1.2000
#34-OR
PREDICTING CROSSMATCH OUTCOME IN HIGH PRA RENAL TRANSPLANT PATIENTS: TRIPLET AMINO ACID MATCHING VS. SINGLE-ANTIGEN ANTIBODY SCREENING.
Paul Warner, PhD, CHS (ABHI), Karen Nelson, PhD, Dip (ABHI) and Danny Youngs, CHS (ABHI). Seattle WA, USA, Puget Sound Blood Center, Immunogenetics.
Several strategies to identify acceptable or unacceptable mismatched antigens in highly sensitized transplant patients have recently emerged. One approach is to identify mismatched triplet amino acid (MMTrp) epitopes in silico, based upon patient HLA type (HLAMatchmaker). Another method utilizes single HLA bound to microparticles to assay patient sera for the presence of specific HLA antibody (One Lambda FlowPRA Specific beads [FB]). Here, we compare these two methods.

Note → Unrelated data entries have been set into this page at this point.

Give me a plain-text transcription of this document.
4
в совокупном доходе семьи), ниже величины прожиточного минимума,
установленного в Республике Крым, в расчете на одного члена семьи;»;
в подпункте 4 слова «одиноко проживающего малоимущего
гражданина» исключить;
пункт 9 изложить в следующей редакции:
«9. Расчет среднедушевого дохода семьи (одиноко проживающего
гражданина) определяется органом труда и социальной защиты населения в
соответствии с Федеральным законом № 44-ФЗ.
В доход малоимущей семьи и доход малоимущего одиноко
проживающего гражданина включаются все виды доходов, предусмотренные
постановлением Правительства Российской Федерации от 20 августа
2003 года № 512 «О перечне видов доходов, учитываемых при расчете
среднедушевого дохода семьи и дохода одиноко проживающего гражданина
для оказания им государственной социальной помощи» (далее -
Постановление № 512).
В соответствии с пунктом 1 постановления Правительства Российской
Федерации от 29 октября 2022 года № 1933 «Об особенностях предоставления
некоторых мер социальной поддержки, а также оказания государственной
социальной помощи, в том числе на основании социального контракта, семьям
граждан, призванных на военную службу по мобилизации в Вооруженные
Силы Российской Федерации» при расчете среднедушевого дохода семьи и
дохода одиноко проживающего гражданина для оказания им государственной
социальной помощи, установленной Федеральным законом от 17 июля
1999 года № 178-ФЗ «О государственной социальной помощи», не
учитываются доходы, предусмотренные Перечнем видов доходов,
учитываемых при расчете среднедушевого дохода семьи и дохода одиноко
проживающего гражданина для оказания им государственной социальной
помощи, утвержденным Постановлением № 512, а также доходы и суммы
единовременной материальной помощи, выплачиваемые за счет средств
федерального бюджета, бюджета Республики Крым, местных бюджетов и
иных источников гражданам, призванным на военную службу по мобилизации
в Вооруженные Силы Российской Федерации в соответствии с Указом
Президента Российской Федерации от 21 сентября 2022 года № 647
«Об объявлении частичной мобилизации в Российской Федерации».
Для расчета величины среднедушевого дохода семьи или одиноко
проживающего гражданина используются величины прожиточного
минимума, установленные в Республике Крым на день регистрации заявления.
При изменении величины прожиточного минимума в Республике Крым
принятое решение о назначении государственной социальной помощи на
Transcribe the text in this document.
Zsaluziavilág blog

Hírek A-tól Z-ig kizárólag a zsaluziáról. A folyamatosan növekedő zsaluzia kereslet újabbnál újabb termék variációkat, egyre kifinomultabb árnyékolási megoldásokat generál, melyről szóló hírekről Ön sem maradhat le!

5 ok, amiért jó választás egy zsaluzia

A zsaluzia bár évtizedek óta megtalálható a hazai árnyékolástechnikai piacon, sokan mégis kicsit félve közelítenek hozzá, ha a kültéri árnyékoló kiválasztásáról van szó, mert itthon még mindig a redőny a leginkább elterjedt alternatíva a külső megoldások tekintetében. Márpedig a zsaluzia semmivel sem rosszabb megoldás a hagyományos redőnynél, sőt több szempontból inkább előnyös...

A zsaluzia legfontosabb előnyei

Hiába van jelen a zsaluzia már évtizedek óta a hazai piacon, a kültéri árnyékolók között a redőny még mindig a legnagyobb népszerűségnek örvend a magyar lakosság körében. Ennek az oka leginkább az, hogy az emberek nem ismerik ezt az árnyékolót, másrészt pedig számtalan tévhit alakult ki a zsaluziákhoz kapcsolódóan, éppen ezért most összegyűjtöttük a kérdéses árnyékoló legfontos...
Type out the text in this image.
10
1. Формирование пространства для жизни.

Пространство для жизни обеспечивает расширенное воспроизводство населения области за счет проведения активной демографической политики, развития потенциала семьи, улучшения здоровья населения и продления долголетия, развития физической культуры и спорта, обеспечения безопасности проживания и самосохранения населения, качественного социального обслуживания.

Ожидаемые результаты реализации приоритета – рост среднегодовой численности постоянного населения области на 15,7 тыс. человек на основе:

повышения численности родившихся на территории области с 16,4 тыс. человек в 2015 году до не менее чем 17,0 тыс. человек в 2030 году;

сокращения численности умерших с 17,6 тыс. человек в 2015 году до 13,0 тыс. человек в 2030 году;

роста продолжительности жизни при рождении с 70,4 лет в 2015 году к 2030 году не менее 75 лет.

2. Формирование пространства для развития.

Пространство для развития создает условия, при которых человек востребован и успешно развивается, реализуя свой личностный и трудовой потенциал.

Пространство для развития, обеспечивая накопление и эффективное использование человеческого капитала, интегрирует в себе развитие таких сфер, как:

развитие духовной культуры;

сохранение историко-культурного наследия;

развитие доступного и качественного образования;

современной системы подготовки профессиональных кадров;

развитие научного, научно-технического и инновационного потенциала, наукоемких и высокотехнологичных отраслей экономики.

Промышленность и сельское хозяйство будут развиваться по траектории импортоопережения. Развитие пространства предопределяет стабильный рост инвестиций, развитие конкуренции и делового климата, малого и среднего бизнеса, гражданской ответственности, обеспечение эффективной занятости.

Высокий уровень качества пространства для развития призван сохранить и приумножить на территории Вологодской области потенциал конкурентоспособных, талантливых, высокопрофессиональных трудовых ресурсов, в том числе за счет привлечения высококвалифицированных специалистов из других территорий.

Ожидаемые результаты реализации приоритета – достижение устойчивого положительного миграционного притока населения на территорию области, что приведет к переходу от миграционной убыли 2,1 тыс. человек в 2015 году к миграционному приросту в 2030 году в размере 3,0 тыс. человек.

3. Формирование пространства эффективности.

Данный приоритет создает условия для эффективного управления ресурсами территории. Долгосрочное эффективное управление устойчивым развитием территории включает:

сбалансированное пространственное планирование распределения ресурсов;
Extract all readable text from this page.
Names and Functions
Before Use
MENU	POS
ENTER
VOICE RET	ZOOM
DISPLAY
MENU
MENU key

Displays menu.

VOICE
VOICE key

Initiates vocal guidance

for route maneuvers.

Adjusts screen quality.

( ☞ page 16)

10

First, we identified 73 highly sensitized renal transplant candidates (Cl. I PRA > 80%), and compared FB results to antigens identified as 0-5 MMTrp. The frequency of antibodies specific for MMTrp antigens correlated to the level of MMTrps. Several antibody specificities detected by FB were directed against 0-MMTrp antigens (9/45 HLA-A, 30/138 HLA-B). To ascertain relevance to crossmatch outcome, we retrospectively identified 23 of these patients that had been crossmatched by T-cell AHG-CDC against donors whose Cl. I HLA were mismatched by 0-2 MMTrp. In 46 crossmatches, 17/21 positive crossmatches correlated to antibody specificities detected by FB. Differential method sensitivity was implicated in 10 negative AHG-CDC crossmatches that were predicted to be positive by FB. We then performed a prospective study in which patient sera with antibodies specific for 0-MMTrp antigens were crossmatched by flow cytometry with cells mismatched only for the corresponding 0-MMTrp antigen. In 10 crossmatches, 7 were positive. In conclusion, highly sensitized patients are unlikely to make antibodies against antigens that are closely related to autologous HLA, but if such antibodies are detected by FB methods, they are relevant to crossmatch outcome.